Poi gli chiesi come facesse a mantenersi così calmo in mezzo a tanti eccessi isterici: “Qualcuno deve pur farlo, ogni tanto perdo la pazienza anche io e cerco di calmarmi e lavoro sugli aspetti positivi perché quando hai meno di un minuto per dare qualche suggerimento non puoi perderti in rimproveri, servono pochi messaggi e chiari”.

Dove si vede Lorenzetti tra vent’anni? “Sicuramente su un campo, da qualche parte, spero a fare qualcosa di buono con un progetto interessante. Ma chi può dirlo…?  Al momento sono qui e sono contento”.

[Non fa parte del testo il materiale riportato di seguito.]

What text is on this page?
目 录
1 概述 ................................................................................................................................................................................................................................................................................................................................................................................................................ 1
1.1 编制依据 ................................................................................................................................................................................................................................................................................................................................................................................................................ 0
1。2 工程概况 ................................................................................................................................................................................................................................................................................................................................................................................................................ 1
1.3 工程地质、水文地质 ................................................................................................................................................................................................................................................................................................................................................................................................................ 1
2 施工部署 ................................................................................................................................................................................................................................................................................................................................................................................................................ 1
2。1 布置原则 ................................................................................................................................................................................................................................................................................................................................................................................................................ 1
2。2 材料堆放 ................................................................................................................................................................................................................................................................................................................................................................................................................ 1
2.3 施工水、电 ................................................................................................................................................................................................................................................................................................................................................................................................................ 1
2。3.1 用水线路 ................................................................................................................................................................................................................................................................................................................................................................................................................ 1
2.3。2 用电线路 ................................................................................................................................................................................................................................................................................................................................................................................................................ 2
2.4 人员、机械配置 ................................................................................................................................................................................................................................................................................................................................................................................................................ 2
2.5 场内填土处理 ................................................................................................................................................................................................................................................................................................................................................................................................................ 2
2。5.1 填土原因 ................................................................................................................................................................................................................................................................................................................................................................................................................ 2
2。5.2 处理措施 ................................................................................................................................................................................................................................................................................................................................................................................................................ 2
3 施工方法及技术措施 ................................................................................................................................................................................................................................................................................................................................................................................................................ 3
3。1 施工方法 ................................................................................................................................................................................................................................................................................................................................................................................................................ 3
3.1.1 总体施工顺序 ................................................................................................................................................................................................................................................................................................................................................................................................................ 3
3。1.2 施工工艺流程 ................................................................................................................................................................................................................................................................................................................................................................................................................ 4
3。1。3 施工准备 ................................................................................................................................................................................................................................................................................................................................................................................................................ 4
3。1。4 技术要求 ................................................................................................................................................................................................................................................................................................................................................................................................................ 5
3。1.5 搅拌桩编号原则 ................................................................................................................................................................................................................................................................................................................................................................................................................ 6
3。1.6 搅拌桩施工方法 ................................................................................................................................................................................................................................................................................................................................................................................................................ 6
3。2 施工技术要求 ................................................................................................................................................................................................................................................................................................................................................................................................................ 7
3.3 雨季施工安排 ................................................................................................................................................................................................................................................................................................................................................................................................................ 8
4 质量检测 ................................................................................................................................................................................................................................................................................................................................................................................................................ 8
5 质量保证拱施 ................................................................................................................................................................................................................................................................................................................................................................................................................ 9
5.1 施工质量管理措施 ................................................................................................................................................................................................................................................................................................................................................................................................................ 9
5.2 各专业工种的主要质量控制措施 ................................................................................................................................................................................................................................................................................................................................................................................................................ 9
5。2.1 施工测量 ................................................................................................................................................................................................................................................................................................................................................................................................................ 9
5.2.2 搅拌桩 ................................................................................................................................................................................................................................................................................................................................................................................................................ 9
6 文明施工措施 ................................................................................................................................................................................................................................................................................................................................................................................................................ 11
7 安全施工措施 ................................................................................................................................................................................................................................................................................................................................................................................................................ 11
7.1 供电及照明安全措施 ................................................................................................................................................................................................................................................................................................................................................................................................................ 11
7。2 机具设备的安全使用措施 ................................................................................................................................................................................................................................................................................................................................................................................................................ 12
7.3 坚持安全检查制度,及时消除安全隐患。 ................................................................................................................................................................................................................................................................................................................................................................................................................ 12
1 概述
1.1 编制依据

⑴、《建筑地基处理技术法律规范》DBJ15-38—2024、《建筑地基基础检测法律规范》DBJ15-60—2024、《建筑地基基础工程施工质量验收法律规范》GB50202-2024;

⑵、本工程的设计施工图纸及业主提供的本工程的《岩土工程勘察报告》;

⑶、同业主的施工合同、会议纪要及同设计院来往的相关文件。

Mi fece un’impressione meravigliosa Lorenzetti e ogni volta che ho modo di vederlo ho piacere anche solo di salutarlo: non credo ricordi quell’intervista registrata il 10 dicembre 2000. Io sì. Lorenzetti fece un mezzo miracolo salvando Padova e partì subito per le grandi avventure firmando per Modena.

Da allora ha vinto molto e diciotto anni, nemmeno venti, dopo quelle chiacchiere eccolo qui, campione del mondo. Non è da qualche parte su un campo qualsiasi ma in cima alla piramide e senza nulla togliere ai giocatori, per me, è il vero MVP di questa impresa straordinaria.